Estoy seguro de que pocos de los que ayer vomitaban bilis rencorosa contra la gala de los Goya no han visto ni tienen intenciones de ver la película ganadora, Tarde para la ira. Total: parece más fácil la hostil indiferencia contra una industria cinematográfica nacional reducida a “putas, rojas, maricones y la guerra del abuelo, qué asco de Almodóvar”.

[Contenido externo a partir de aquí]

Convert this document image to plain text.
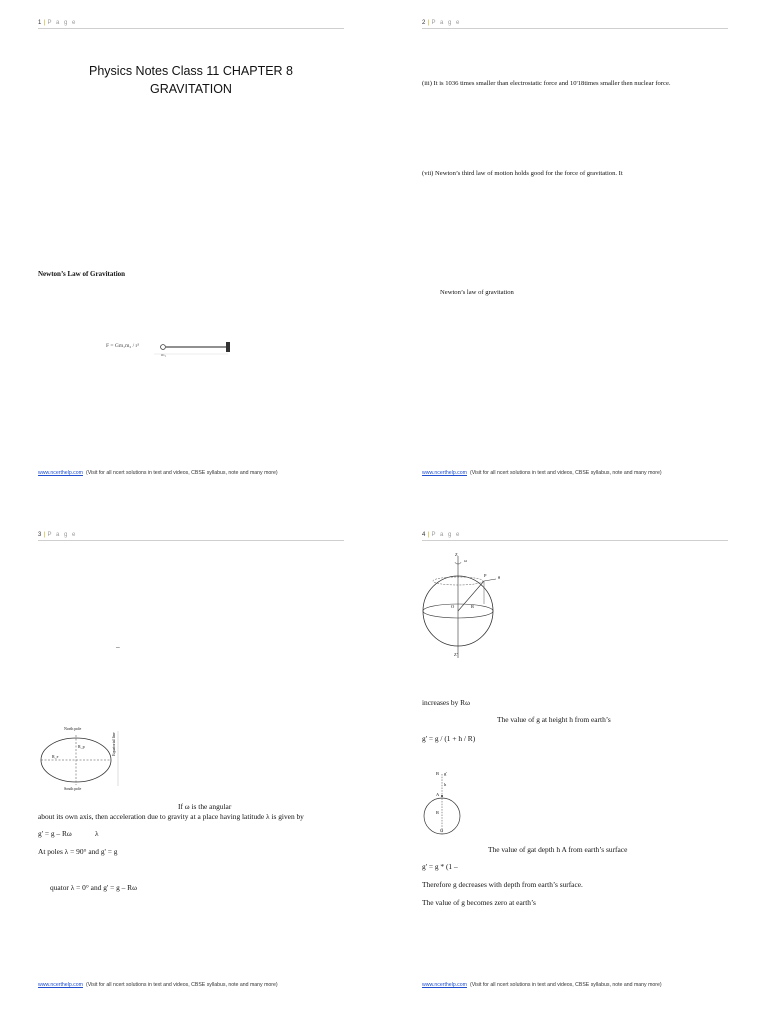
1 | P a g e
Physics Notes Class 11 CHAPTER 8
GRAVITATION
Newton’s Law of Gravitation
F = Gm₁m₂ / r²
m₁
www.ncerthelp.com (Visit for all ncert solutions in text and videos, CBSE syllabus, note and many more)
2 | P a g e
(iii) It is 1036 times smaller than electrostatic force and 10'18times smaller then nuclear force.
(vii) Newton’s third law of motion holds good for the force of gravitation. It
Newton’s law of gravitation
www.ncerthelp.com (Visit for all ncert solutions in text and videos, CBSE syllabus, note and many more)
3 | P a g e
–
North pole
South pole
R_p
R_e
Equatorial line
If ω is the angular
about its own axis, then acceleration due to gravity at a place having latitude λ is given by
g' = g – Rω	λ
At poles λ = 90° and g' = g
quator λ = 0° and g' = g – Rω
www.ncerthelp.com (Visit for all ncert solutions in text and videos, CBSE syllabus, note and many more)
4 | P a g e
Z
ω
P	θ
O	R
Z'
increases by Rω
The value of g at height h from earth’s
g' = g / (1 + h / R)
B g'
A
h
R
O
The value of gat depth h A from earth’s surface
g' = g * (1 –
Therefore g decreases with depth from earth’s surface.
The value of g becomes zero at earth’s
www.ncerthelp.com (Visit for all ncert solutions in text and videos, CBSE syllabus, note and many more)
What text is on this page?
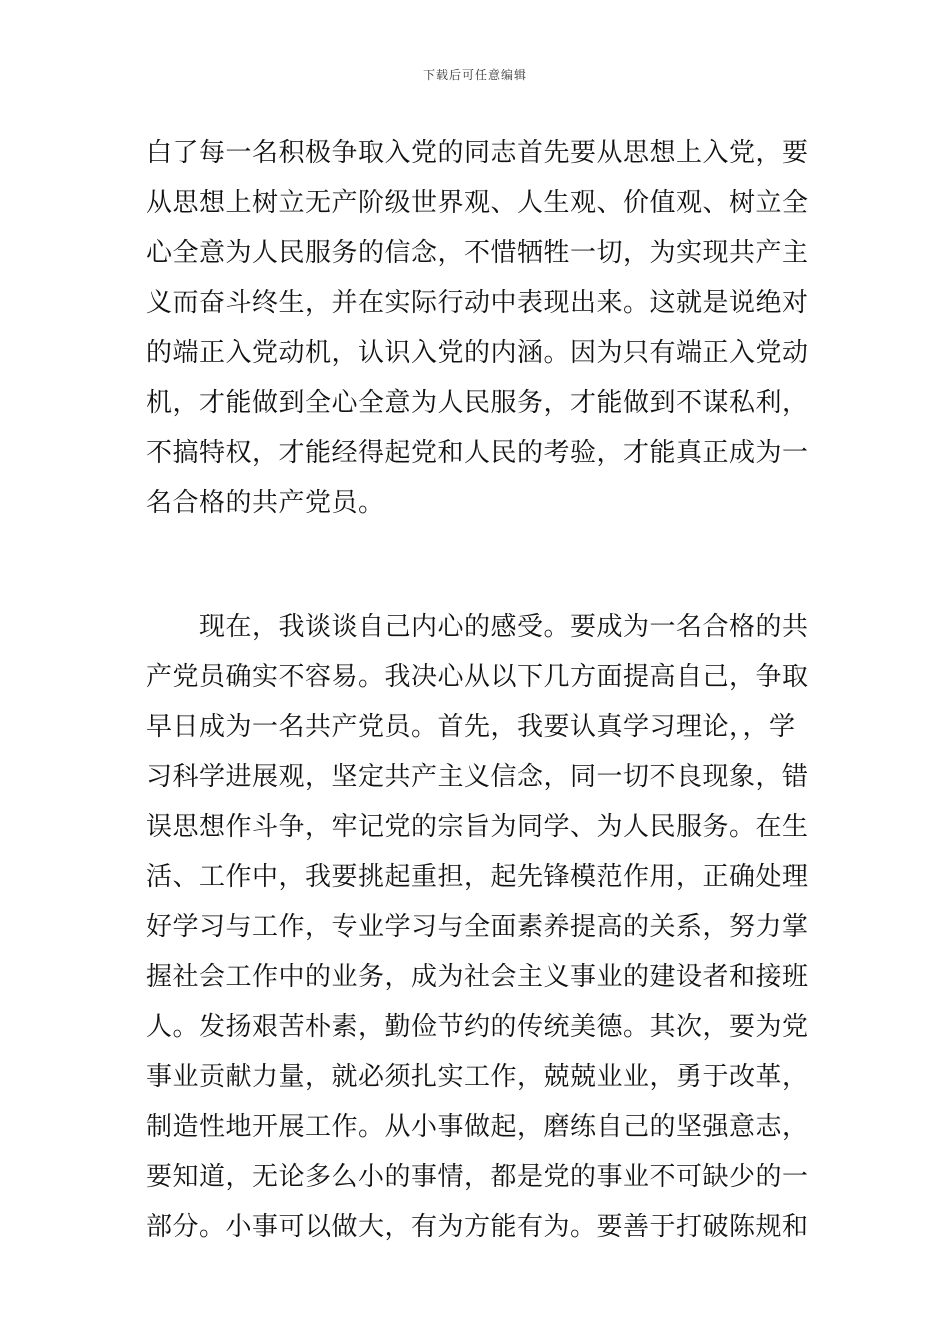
下载后可任意编辑
白了每一名积极争取入党的同志首先要从思想上入党，要
从思想上树立无产阶级世界观、人生观、价值观、树立全
心全意为人民服务的信念，不惜牺牲一切，为实现共产主
义而奋斗终生，并在实际行动中表现出来。这就是说绝对
的端正入党动机，认识入党的内涵。因为只有端正入党动
机，才能做到全心全意为人民服务，才能做到不谋私利，
不搞特权，才能经得起党和人民的考验，才能真正成为一
名合格的共产党员。
　　现在，我谈谈自己内心的感受。要成为一名合格的共
产党员确实不容易。我决心从以下几方面提高自己，争取
早日成为一名共产党员。首先，我要认真学习理论，，学
习科学进展观，坚定共产主义信念，同一切不良现象，错
误思想作斗争，牢记党的宗旨为同学、为人民服务。在生
活、工作中，我要挑起重担，起先锋模范作用，正确处理
好学习与工作，专业学习与全面素养提高的关系，努力掌
握社会工作中的业务，成为社会主义事业的建设者和接班
人。发扬艰苦朴素，勤俭节约的传统美德。其次，要为党
事业贡献力量，就必须扎实工作，兢兢业业，勇于改革，
制造性地开展工作。从小事做起，磨练自己的坚强意志，
要知道，无论多么小的事情，都是党的事业不可缺少的一
部分。小事可以做大，有为方能有为。要善于打破陈规和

Ignorando, con semejante sermón, que en los últimos diez años no ha habido Almodóvar y sí la confirmación de una fabulosa tendencia al alza de nuevas voces. Celda 211, No habrá paz para los malvados y La isla mínima ahora comparten podio con Tarde para la ira: se reafirma el cine negro, en un año 2016 en el que también hemos tenido El hombre de las mil caras y Que Dios nos perdone. Diez años que también han visto el asentamiento del drama cotidiano con Vivir es fácil con los ojos cerrados, A cambio de nada, Truman, etc., y del cine experimental con apuestas tan arriesgadas como La novia o Blancanieves. Nos hemos adentrado incluso en las superproducciones, con un incansable Bayona que arrasaba con Lo imposible y Un monstruo viene a verme. Hasta es buena noticia que la comedia costumbrista haya vuelto a triunfar sin complejos con los apellidos vasco-catalanes, en un país que siempre la había recibido con los brazos abiertos.

Pero no. Putas, rojos, maricones. Al hoyo.